中央で待ち構える(当然DFからはマークされる)ファンマに、左右の比較的浅い位置から長いボールを放り込む。187cmの身長とフィジカルが相手DFの脅威になる事は間違いないですが、守備陣がファンマとボールを同一視野で捉えられる状況でいくらボールを放り込んでも、なかなか得点の確率は上がらないのではないでしょうか。左右から中央へ。ボールのベクトルが「横」しか見られないのは非常に気になりました。

対する琉球の攻撃には、チーム全体からサイドと裏を狙う意図が非常によく見て取れました。

象徴的だったのが3点目。
右サイドで西岡大志がボールを持つと中村太亮が寄せて来る
⇒ボールをさらに斜め前方(外側)にいる田中恵太へ
⇒河面旺成が大外までスライドして対応

この時点で、中央で鈴木孝司と中川風希をマークする山越康平、菊地光将と河面旺成との間に大きなスペースが出来る。

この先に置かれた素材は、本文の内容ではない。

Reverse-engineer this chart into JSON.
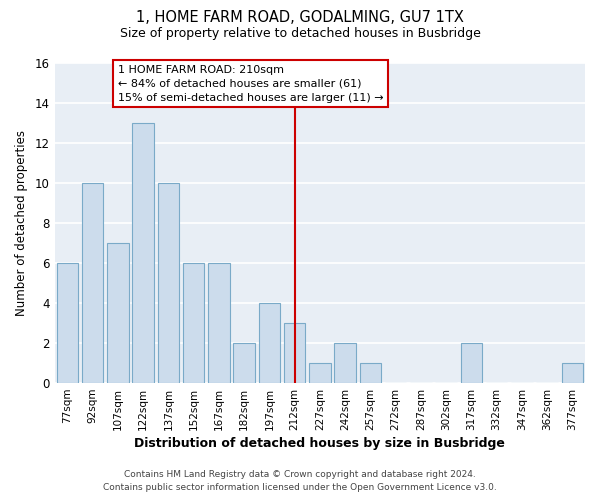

そのスペース目がけて西岡大志がスピードを上げて後ろから飛び込む
⇒西岡大志が走り込む先に田中恵太がタイミングよくボールを流し込む
⇒エリアに入った西岡大志が追走する中村太亮よりも先に中央へラストパス
⇒中央で山越康平との駆け引きを制した鈴木孝司がニアに一瞬早く入り込みワントラップからシュート。

ピッチの幅を目いっぱい使って大宮のアウトサイドや3バックの選手を引っ張り出して、その選手が動いた事で出来たスペースに、後ろから別の選手が飛び込む。引き出す動きと飛び込む動きの組み合わせが実に見事でした。

大宮の攻撃に欠けていたのはまさにココだと思います。

サイドでボールを持ったらエリアの手前からでも中央に入れるのではなく、そこからもう一工夫してサイドをもう一段えぐる。相手のDFラインを縦横に揺さぶってスペースや死角を組織的に生み出す。

実際、今日の大宮の得点にしても1点目を生んだ山越康平の頭での折り返しと、4点目を生んだ酒井宣福のクロスは、ともに敵陣深い位置からのもの。こういう攻撃をもっと早い時間帯からもっと数多く作り出す事が出来れば、アーリークロス一辺倒の攻撃よりも迫力と破壊力が圧倒的に増すはず。

昨シーズンJ2得点王の大前元紀が2試合でシュート3本。コレは明らかに異常です。彼の頭の上をクロスボールが飛び交うだけの攻撃ではなかなか持ち味は発揮できないでしょう。もっと相手のDFラインに揺さぶりをかける攻撃が出来れば、必然的に彼のシュートチャンスも増えるはず。

まだ今シーズン始まって2試合目ですが、大宮にとっては大至急で取り組むべき課題だと感じました。高木琢也監督の手腕に期待します。